Hemos empezado a aceptar que ya no hay una edad para estudiar y otra para trabajar, ni una edad para ser joven y una para ser adulto. Estamos en la sociedad de la formación permanente, del reciclaje continuo. Estamos en la sociedad en la que las instituciones públicas consideran joven a quien con 33 años pide una ayuda para adquirir una vivienda, y en una sociedad que prejubila a personas con 45 o 50 años. Vamos aceptando que no hay un solo tipo de familia y, con más dificultades, empezamos a considerar que el trabajo en el hogar es también productivo. Pero en la cuestión de la ancianidad, en el campo de las personas mayores, los estereotipos siguen haciendo estragos. Hemos de reconocer que vincular edades con momentos vitales y con mayores o menores grados de autonomía no deja de ser una construcción social. Y en el paradigma occidental (lo que no ocurre en otros contextos culturales), el paso de la edad se asocia a decadencia e inutilidad. Y lo peor es que eso se nos presenta como natural, y ya sabemos lo difícil que resulta oponerse a algo que es simplemente natural.

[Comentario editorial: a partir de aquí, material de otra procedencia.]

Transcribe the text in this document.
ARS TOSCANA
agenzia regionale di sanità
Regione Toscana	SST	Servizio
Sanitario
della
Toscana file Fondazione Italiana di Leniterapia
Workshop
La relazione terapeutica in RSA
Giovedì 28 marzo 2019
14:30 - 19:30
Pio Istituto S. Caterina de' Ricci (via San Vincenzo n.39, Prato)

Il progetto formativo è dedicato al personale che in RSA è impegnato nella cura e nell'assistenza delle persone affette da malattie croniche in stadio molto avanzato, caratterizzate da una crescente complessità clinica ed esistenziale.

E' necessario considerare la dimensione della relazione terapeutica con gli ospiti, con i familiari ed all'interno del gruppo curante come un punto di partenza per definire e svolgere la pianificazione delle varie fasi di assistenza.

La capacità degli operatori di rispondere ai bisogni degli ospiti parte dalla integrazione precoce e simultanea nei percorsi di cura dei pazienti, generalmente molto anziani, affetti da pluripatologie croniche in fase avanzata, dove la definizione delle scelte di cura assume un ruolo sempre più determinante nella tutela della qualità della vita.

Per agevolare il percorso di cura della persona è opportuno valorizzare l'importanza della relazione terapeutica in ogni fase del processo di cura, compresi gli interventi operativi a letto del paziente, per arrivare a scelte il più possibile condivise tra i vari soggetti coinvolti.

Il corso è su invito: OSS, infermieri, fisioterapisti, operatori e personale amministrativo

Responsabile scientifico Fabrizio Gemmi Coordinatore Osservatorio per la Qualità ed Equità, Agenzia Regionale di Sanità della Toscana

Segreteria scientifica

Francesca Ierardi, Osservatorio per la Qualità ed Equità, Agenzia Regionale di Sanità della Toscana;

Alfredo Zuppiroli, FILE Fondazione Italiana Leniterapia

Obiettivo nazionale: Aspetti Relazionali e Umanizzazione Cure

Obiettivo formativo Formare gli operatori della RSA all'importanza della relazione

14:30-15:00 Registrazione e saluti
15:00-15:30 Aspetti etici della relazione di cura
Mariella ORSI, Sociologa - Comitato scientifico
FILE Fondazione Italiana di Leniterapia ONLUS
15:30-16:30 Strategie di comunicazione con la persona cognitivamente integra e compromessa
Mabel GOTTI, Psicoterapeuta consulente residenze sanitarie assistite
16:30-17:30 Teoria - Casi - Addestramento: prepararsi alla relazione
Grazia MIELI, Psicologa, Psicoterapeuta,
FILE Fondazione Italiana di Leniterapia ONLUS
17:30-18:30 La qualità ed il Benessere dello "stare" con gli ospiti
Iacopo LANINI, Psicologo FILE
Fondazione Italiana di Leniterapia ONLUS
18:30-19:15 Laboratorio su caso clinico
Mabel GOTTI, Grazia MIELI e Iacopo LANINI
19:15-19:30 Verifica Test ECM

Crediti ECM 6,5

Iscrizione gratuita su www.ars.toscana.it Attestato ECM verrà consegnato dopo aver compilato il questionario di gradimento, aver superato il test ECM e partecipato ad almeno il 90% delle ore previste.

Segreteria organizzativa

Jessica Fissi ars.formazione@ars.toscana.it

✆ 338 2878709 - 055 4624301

Es evidente que las personas que hoy superan los 80-85 años tienen cuadros carenciales y de falta de autonomía muy claros. Pero no podemos caer en el error de generalizar y de aplicar una misma categoría a un colectivo cada vez más numeroso y por eso mismo más y más heterogéneo. Una persona de más de 65 años es hoy una persona que dispone normalmente de una gran autonomía personal. Que sigue siendo enormemente útil socialmente. Que disfruta de su diversidad, de sus opciones vitales, y que no se identifica en absoluto con la imagen de dependiente que los prejuicios sociales le colocan sin pedirle permiso. Tenemos ante nosotros el reto de no verlos como un coste, sino como un recurso. Más allá de lo que el mercado y el productivismo opinen o consideren, su capacidad de aportación social es evidente. Lo es en la aportación de trabajo socialmente útil que pueden seguir realizando, que de hecho en muchos casos realizan, en barrios, pueblos y calles. Lo es en su fuerza de conexión entre personas y colectivos, en el mantenimiento de entramados de convivencia y de respuesta social, en su aportación al capital social de una comunidad. Y ello exige reconocer su dignidad como personas completas, diversas por su edad, pero llenas de posibilidades precisamente por esa diversidad.

Nos falta imaginación. Nos falta salir del estrecho marco del utilitarismo mercantil, y darles responsabilidad para que sigan siendo ciudadanos en el sentido más pleno. No podemos seguir aceptando como natural una concepción de las personas mayores que de natural no tiene nada. Cada vez más la reclamación que nos llegará de ese sector social será menos tutela, más autonomía, lo cual no quiere decir en absoluto olvidar los cuadros carenciales que se dan, ni la exigencia de reforzar la presencia de servicios para las fases más avanzadas de la ancianidad. Construyamos políticas que respondan a lo que reclaman: preservar su autonomía en lo posible, su yo diverso y propio; favorecer el marco de sus relaciones interpersonales y sociales; y canalizar su voluntad-posibilidad de contribuir a la comunidad. De esta manera hablaremos quizá menos de vejez y de dependencia y más de dignidad y de ciudadanía.

Joan Subirats es catedrático de Ciencia Política de la Universidad Autónoma de Barcelona.